The final category of costs is perhaps the most important, because it exposes another massive assumption in the European Commission’s figures:
Another type of costs ignored refers to the regulatory change resulting from TTIP. All studies, but particularly the Ecorys study, assume that a reduction of NTMs [non-tariff measures] is welfare-enhancing. This ignores that NTM such as laws, regulations and standards pursue public policy goals. They correct for market failures or safeguard collective preferences of a society. As such they are themselves welfare-enhancing. The elimination or alignment of an NTM thus will imply a social cost for society. This applies equally to NTM elimination, harmonization and mutual recognition.
This is something else I had not appreciated. The removal of “non-tariff barriers/measures” is one of the most contentious areas of TTIP since those “barriers” are things like health and safety regulations. The fact that their removal is being treated as “welfare-enhancing” - improving the lot of society – is a truly outrageous redefinition of both society and welfare. It might well boost the bottom lines of companies that pollute the environment, say, but that can hardly been called “welfare enhancing”. Thus what are currently being counted as benefits are probably actually costs, as the Austrian economists go on to point out:
the elimination of NTMs will result in a potential welfare loss to society, in so far as this elimination threatens public policy goals (e.g. consumer safety, public health, environmental safety), which are not taken care of by some other measure or policy. The analysis of NTMs in the Ecorys study completely ignores these problems. Instead, it is assumed that around 50 % or 25% of all existing NTMs between the EU und the US are actionable, i.e. can be eliminated or aligned to some international standard, while CEPR assumes a 25% actionability level. This includes sensitive sectors such as foods & beverages, chemicals, pharmaceuticals and cosmetics or automotives. In order to arrive at its optimistic welfare estimations, strong reductions/alignments of NTMs in precisely those sectors are necessary, where the safeguarding of public policy goals is perhaps most crucial. It is highly doubtful that such high levels of actionability could be implemented without any losses to the quality of regulation in the public interest. Though subject to considerable uncertainty, the incurred social costs of TTIP regulatory change might be substantial, and require careful case-by-case analysis.
That’s putting it mildly.
As I hope you can see, this is a really important contribution to the TTIP debate, since it not only examines existing studies, and subjects them to an extremely detailed analysis running to dozens of pages, but it also raises crucial issues that have so far been almost completely ignored.

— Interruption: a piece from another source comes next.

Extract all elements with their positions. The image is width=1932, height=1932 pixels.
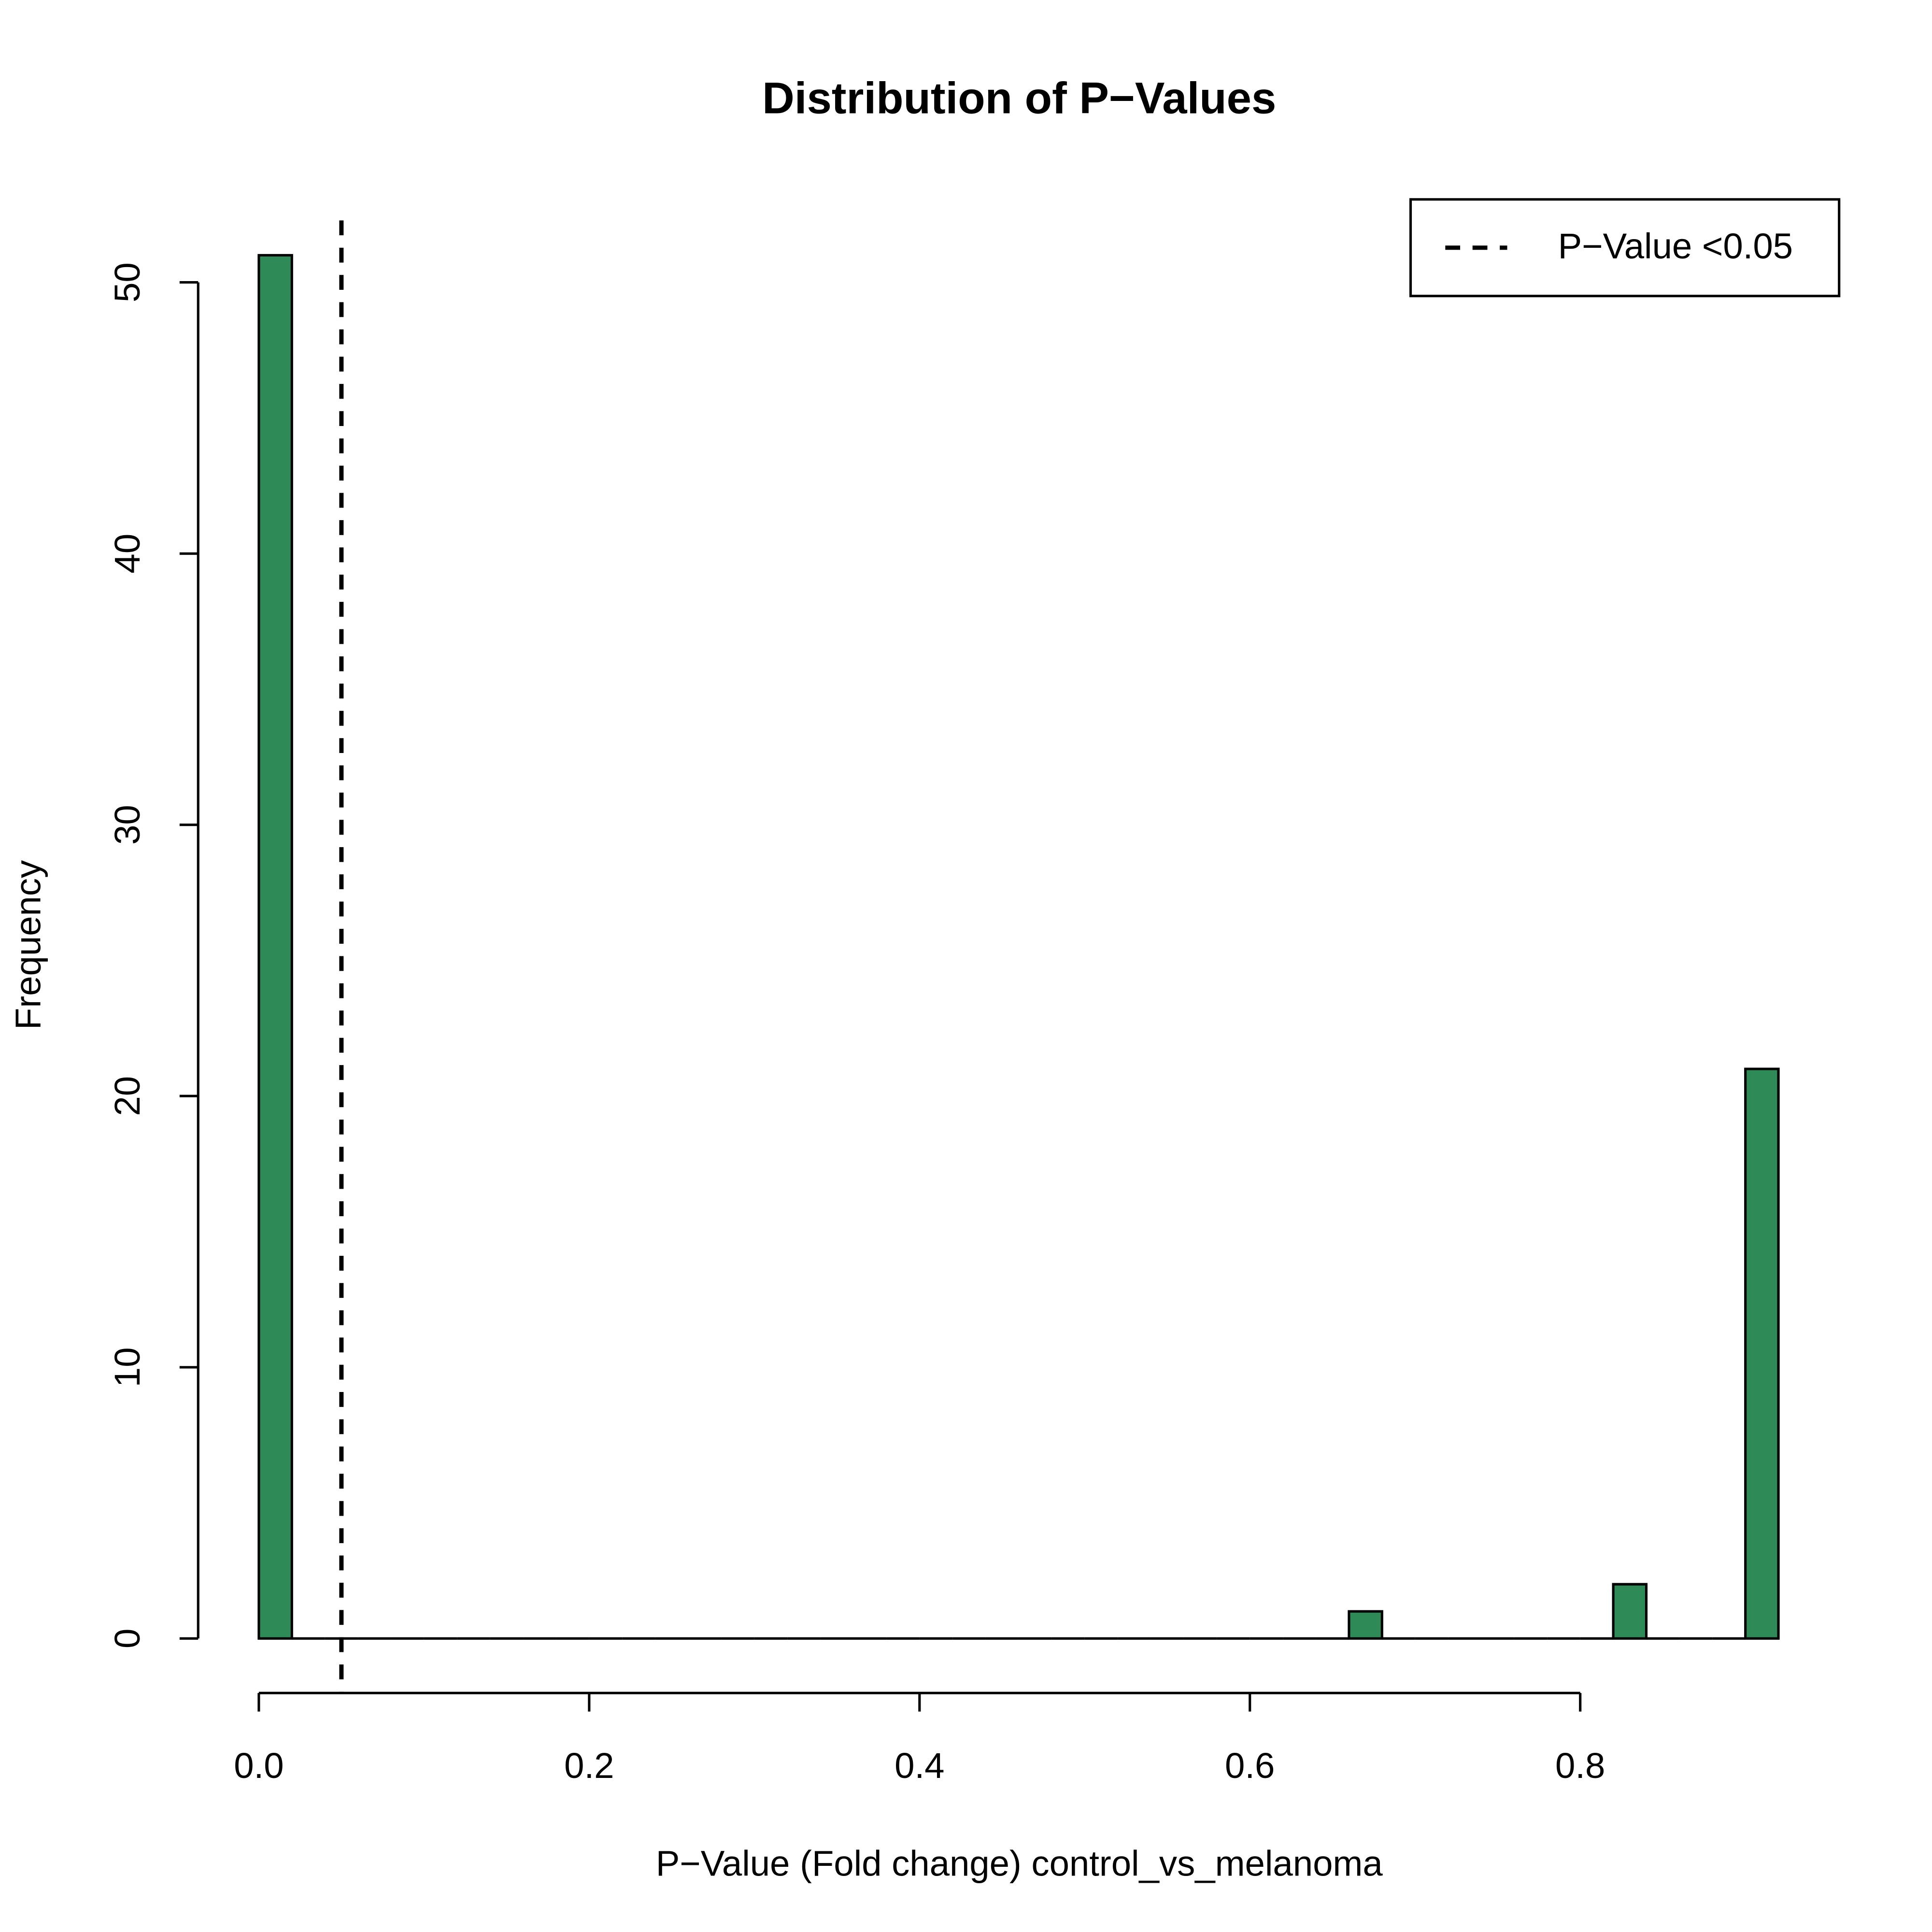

Key among those are the costs of TTIP – which turn out to include aspects that somehow have been magically transformed into benefits, simply by ignoring their true impact on the public.
That’s just one among many reasons to take a look at this work. Although the technical critique of the impact assessment studies is hard going unless you are an economist, the report’s authors have very thoughtfully provided not just one, but two summaries: a condensed one, and an extended version. These do not require any technical econometric knowledge and should be read by anyone who wants to form a more balanced view on what the real benefits and costs of TTIP are likely to be.